Attack Chain Example: CVE-2022-45127 and CVE-2022-47911
One of the features offered by RTLS Studio is the possibility to execute backup and restore operations of the configuration of RTLS Studio. Figure 1 shows a sample screenshot of the interface.
This functionality was implemented via an HTTP GET request and without any active anti-CSRF security measures. This already means that a remote unauthenticated attacker could execute arbitrary backup and restore operations (including the restore to factory default settings) by crafting a link and luring a privileged user into clicking on it while authenticated to the web service, causing a DoS condition (CVE-2022-45127).
Nevertheless, to verify if other attack scenarios were conceivable, we also performed an in-depth security audit of the server-side code of the handler of the functionality.
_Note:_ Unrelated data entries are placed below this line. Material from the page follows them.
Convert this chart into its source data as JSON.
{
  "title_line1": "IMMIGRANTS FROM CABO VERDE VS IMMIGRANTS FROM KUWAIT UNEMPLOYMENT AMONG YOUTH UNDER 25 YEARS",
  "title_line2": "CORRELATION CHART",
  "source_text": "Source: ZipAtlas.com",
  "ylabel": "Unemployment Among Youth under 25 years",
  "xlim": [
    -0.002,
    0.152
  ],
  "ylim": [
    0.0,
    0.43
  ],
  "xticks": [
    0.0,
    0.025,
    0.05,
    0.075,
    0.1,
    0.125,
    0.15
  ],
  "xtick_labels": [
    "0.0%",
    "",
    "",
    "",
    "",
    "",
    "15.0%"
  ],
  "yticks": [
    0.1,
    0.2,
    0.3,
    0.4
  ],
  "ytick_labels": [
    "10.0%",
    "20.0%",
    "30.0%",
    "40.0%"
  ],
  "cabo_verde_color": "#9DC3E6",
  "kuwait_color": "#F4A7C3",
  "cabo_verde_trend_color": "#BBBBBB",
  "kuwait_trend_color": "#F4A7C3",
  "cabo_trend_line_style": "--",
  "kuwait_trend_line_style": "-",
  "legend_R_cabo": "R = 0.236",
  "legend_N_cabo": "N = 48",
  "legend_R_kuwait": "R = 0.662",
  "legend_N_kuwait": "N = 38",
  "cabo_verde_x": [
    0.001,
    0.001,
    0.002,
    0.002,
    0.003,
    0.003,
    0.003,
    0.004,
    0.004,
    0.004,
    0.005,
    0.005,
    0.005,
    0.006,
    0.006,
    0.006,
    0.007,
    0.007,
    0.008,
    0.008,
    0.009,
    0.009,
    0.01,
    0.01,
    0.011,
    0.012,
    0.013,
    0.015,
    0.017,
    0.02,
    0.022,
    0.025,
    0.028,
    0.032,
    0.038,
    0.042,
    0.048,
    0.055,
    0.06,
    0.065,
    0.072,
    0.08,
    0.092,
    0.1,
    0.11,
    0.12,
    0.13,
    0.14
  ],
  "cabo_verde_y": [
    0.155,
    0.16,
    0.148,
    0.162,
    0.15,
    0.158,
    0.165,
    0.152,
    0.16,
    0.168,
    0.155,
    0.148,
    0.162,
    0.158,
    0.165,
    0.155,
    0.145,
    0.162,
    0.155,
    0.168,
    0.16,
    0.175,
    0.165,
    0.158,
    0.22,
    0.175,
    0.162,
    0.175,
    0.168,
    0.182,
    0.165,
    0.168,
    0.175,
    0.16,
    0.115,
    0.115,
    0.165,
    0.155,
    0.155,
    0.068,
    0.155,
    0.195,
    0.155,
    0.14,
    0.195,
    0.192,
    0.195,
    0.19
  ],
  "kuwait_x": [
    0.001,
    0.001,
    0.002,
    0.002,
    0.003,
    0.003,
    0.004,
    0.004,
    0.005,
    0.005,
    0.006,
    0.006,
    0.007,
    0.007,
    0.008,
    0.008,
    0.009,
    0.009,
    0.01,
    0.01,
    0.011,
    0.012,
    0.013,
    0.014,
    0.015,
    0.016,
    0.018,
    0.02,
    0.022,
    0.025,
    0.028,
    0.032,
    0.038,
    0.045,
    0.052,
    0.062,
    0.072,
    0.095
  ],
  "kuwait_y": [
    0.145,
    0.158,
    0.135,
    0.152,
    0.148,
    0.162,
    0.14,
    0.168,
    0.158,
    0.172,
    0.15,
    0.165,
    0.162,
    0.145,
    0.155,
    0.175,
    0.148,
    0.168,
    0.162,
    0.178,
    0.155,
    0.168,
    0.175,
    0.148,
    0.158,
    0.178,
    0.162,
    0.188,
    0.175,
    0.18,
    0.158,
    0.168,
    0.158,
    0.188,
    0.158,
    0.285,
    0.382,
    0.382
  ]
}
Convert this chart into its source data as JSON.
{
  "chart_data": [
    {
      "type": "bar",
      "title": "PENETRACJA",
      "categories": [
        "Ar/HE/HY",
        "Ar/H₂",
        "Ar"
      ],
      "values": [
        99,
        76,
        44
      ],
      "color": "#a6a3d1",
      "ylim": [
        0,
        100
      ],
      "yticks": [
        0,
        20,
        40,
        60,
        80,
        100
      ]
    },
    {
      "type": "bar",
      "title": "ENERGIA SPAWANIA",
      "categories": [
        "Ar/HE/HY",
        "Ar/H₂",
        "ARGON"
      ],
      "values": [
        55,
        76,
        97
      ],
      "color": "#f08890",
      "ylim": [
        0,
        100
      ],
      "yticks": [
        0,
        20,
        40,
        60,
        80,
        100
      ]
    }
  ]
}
Although the application was found applying specific security measures to prevent command injection and other attacks, one of the parameters was unprotected against path traversal. Eventually, it was possible to abuse it to run any executables available on the OS, such as Bash or other shell interpreters. Additionally, by leveraging the shells themselves, we managed to reliably circumvent the escaping of all characters performed by the aforementioned security routines, obtaining execution of completely arbitrary commands (CVE-2022-47911).
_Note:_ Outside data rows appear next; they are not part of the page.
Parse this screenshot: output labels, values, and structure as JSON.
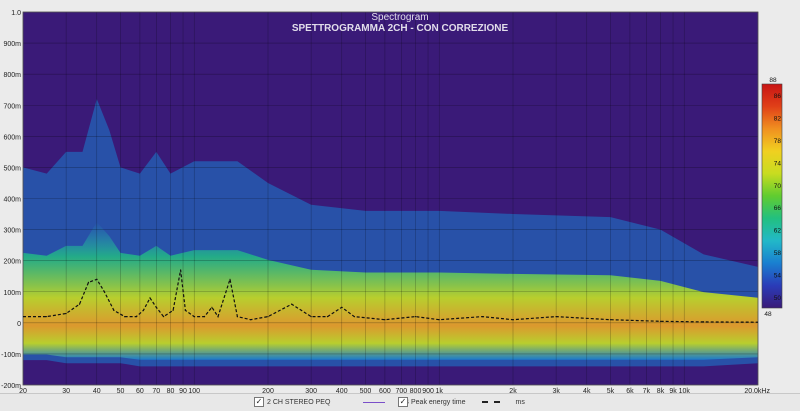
{
  "chart_data": {
    "type": "heatmap",
    "app_title": "Spectrogram",
    "title": "SPETTROGRAMMA 2CH - CON CORREZIONE",
    "y_axis": {
      "unit": "s",
      "ylim": [
        -0.2,
        1.0
      ],
      "ticks": [
        {
          "value": 1.0,
          "label": "1.0"
        },
        {
          "value": 0.9,
          "label": "900m"
        },
        {
          "value": 0.8,
          "label": "800m"
        },
        {
          "value": 0.7,
          "label": "700m"
        },
        {
          "value": 0.6,
          "label": "600m"
        },
        {
          "value": 0.5,
          "label": "500m"
        },
        {
          "value": 0.4,
          "label": "400m"
        },
        {
          "value": 0.3,
          "label": "300m"
        },
        {
          "value": 0.2,
          "label": "200m"
        },
        {
          "value": 0.1,
          "label": "100m"
        },
        {
          "value": 0.0,
          "label": "0"
        },
        {
          "value": -0.1,
          "label": "-100m"
        },
        {
          "value": -0.2,
          "label": "-200m"
        }
      ]
    },
    "x_axis": {
      "scale": "log",
      "xlim": [
        20,
        20000
      ],
      "ticks": [
        {
          "value": 20,
          "label": "20"
        },
        {
          "value": 30,
          "label": "30"
        },
        {
          "value": 40,
          "label": "40"
        },
        {
          "value": 50,
          "label": "50"
        },
        {
          "value": 60,
          "label": "60"
        },
        {
          "value": 70,
          "label": "70"
        },
        {
          "value": 80,
          "label": "80"
        },
        {
          "value": 90,
          "label": "90"
        },
        {
          "value": 100,
          "label": "100"
        },
        {
          "value": 200,
          "label": "200"
        },
        {
          "value": 300,
          "label": "300"
        },
        {
          "value": 400,
          "label": "400"
        },
        {
          "value": 500,
          "label": "500"
        },
        {
          "value": 600,
          "label": "600"
        },
        {
          "value": 700,
          "label": "700"
        },
        {
          "value": 800,
          "label": "800"
        },
        {
          "value": 900,
          "label": "900"
        },
        {
          "value": 1000,
          "label": "1k"
        },
        {
          "value": 2000,
          "label": "2k"
        },
        {
          "value": 3000,
          "label": "3k"
        },
        {
          "value": 4000,
          "label": "4k"
        },
        {
          "value": 5000,
          "label": "5k"
        },
        {
          "value": 6000,
          "label": "6k"
        },
        {
          "value": 7000,
          "label": "7k"
        },
        {
          "value": 8000,
          "label": "8k"
        },
        {
          "value": 9000,
          "label": "9k"
        },
        {
          "value": 10000,
          "label": "10k"
        },
        {
          "value": 20000,
          "label": "20.0kHz"
        }
      ]
    },
    "colorbar": {
      "range": [
        48,
        88
      ],
      "ticks": [
        "88",
        "86",
        "82",
        "78",
        "74",
        "70",
        "66",
        "62",
        "58",
        "54",
        "50",
        "48"
      ],
      "colors": [
        "#3a1a78",
        "#2a3cb8",
        "#1a7fd0",
        "#22b8c8",
        "#22c080",
        "#60cc30",
        "#c8dc20",
        "#f0d020",
        "#f09020",
        "#e04018",
        "#c81414"
      ]
    },
    "energy_envelope": [
      {
        "f": 20,
        "top": 0.5,
        "bottom": -0.12
      },
      {
        "f": 25,
        "top": 0.48,
        "bottom": -0.12
      },
      {
        "f": 30,
        "top": 0.55,
        "bottom": -0.13
      },
      {
        "f": 35,
        "top": 0.55,
        "bottom": -0.13
      },
      {
        "f": 40,
        "top": 0.72,
        "bottom": -0.13
      },
      {
        "f": 45,
        "top": 0.62,
        "bottom": -0.13
      },
      {
        "f": 50,
        "top": 0.5,
        "bottom": -0.13
      },
      {
        "f": 60,
        "top": 0.48,
        "bottom": -0.14
      },
      {
        "f": 70,
        "top": 0.55,
        "bottom": -0.14
      },
      {
        "f": 80,
        "top": 0.48,
        "bottom": -0.14
      },
      {
        "f": 100,
        "top": 0.52,
        "bottom": -0.14
      },
      {
        "f": 150,
        "top": 0.52,
        "bottom": -0.14
      },
      {
        "f": 200,
        "top": 0.45,
        "bottom": -0.14
      },
      {
        "f": 300,
        "top": 0.38,
        "bottom": -0.14
      },
      {
        "f": 500,
        "top": 0.36,
        "bottom": -0.14
      },
      {
        "f": 1000,
        "top": 0.36,
        "bottom": -0.14
      },
      {
        "f": 2000,
        "top": 0.35,
        "bottom": -0.14
      },
      {
        "f": 5000,
        "top": 0.34,
        "bottom": -0.14
      },
      {
        "f": 8000,
        "top": 0.3,
        "bottom": -0.14
      },
      {
        "f": 12000,
        "top": 0.22,
        "bottom": -0.14
      },
      {
        "f": 20000,
        "top": 0.18,
        "bottom": -0.13
      }
    ],
    "series": [
      {
        "name": "Peak energy time",
        "style": "dashed",
        "color": "#111111",
        "points": [
          {
            "f": 20,
            "t": 0.02
          },
          {
            "f": 25,
            "t": 0.02
          },
          {
            "f": 30,
            "t": 0.03
          },
          {
            "f": 34,
            "t": 0.06
          },
          {
            "f": 37,
            "t": 0.13
          },
          {
            "f": 40,
            "t": 0.14
          },
          {
            "f": 43,
            "t": 0.1
          },
          {
            "f": 47,
            "t": 0.04
          },
          {
            "f": 52,
            "t": 0.02
          },
          {
            "f": 58,
            "t": 0.02
          },
          {
            "f": 62,
            "t": 0.04
          },
          {
            "f": 66,
            "t": 0.08
          },
          {
            "f": 70,
            "t": 0.05
          },
          {
            "f": 75,
            "t": 0.02
          },
          {
            "f": 82,
            "t": 0.04
          },
          {
            "f": 88,
            "t": 0.17
          },
          {
            "f": 92,
            "t": 0.04
          },
          {
            "f": 100,
            "t": 0.02
          },
          {
            "f": 110,
            "t": 0.02
          },
          {
            "f": 118,
            "t": 0.05
          },
          {
            "f": 125,
            "t": 0.02
          },
          {
            "f": 140,
            "t": 0.14
          },
          {
            "f": 150,
            "t": 0.02
          },
          {
            "f": 170,
            "t": 0.01
          },
          {
            "f": 200,
            "t": 0.02
          },
          {
            "f": 250,
            "t": 0.06
          },
          {
            "f": 300,
            "t": 0.02
          },
          {
            "f": 350,
            "t": 0.02
          },
          {
            "f": 400,
            "t": 0.05
          },
          {
            "f": 450,
            "t": 0.02
          },
          {
            "f": 600,
            "t": 0.01
          },
          {
            "f": 800,
            "t": 0.02
          },
          {
            "f": 1000,
            "t": 0.01
          },
          {
            "f": 1500,
            "t": 0.02
          },
          {
            "f": 2000,
            "t": 0.01
          },
          {
            "f": 3000,
            "t": 0.02
          },
          {
            "f": 5000,
            "t": 0.01
          },
          {
            "f": 8000,
            "t": 0.005
          },
          {
            "f": 12000,
            "t": 0.003
          },
          {
            "f": 20000,
            "t": 0.002
          }
        ]
      }
    ],
    "legend": [
      {
        "checked": "✓",
        "label": "2 CH STEREO PEQ",
        "unit": "dB"
      },
      {
        "checked": "✓",
        "label": "Peak energy time",
        "unit": "ms"
      }
    ],
    "grid": true
  }
}
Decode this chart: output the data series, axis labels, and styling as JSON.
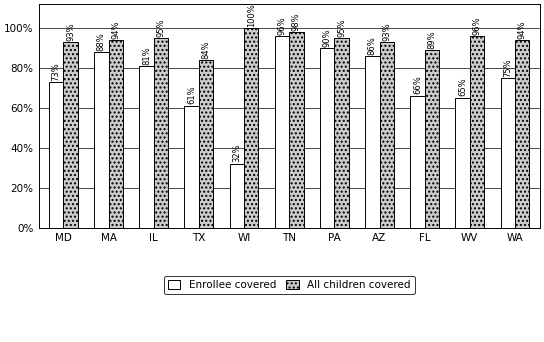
{
  "categories": [
    "MD",
    "MA",
    "IL",
    "TX",
    "WI",
    "TN",
    "PA",
    "AZ",
    "FL",
    "WV",
    "WA"
  ],
  "enrollee": [
    73,
    88,
    81,
    61,
    32,
    96,
    90,
    86,
    66,
    65,
    75
  ],
  "children": [
    93,
    94,
    95,
    84,
    100,
    98,
    95,
    93,
    89,
    96,
    94
  ],
  "enrollee_color": "#ffffff",
  "children_color": "#aaaaaa",
  "bar_width": 0.32,
  "ylim": [
    0,
    112
  ],
  "yticks": [
    0,
    20,
    40,
    60,
    80,
    100
  ],
  "yticklabels": [
    "0%",
    "20%",
    "40%",
    "60%",
    "80%",
    "100%"
  ],
  "legend_enrollee": "Enrollee covered",
  "legend_children": "All children covered",
  "label_fontsize": 6.0,
  "tick_fontsize": 7.5,
  "legend_fontsize": 7.5
}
By chaining this issue with the CSRF vulnerability, an attacker could have crafted a malicious “1-click RCE” link that, if clicked by a privileged user while authenticated to the web service, could allow them to compromise the system and all the data in it.
An analogous attack chain could also have been devised by exploiting CVE-2022-47395 and CVE-2022-43483.
We recommend asset owners quickly apply all patches developed by Sewio and all mitigations for the remaining unpatched vulnerabilities, to prevent any abuse of the systems by unauthorized threat actors.
Sewio has developed patches for:
Users are urged to update to RTLS Studio version 3.0.0 or later.
As for the unpatched vulnerabilities – CVE-2022-45444 and CVE-2022-41989 – Sewio is still working on a fix. These vulnerabilities can be mitigated by implementing the following workarounds:
- CVE-2022-45444: manually change the database password to an arbitrary one;
- CVE-2022-41989: apply firewall rules to prevent interactions with the anchor reports, anchor synchronizing, and blinks and syncs network services from the IT management network; restrict access to the RTLS backhaul network as much as possible.
In this blog, we have unveiled nine vulnerabilities affecting the RTLS Studio software from Sewio, four of which are rated critical.
RTLS is a rapidly growing technology that can track assets or people in indoor facilities, maximizing efficiency and increasing the safety of working environments. The adoption of UWB (especially with the latest IEEE 802.15.4z amendment) for radio signals allows for more precise and secure positioning with respect to other available standards. Nonetheless, to obtain a secure system overall, it is crucial that all RTLS components are equivalently hardened, because a failure in just one of them could lead to the compromise of the entire chain.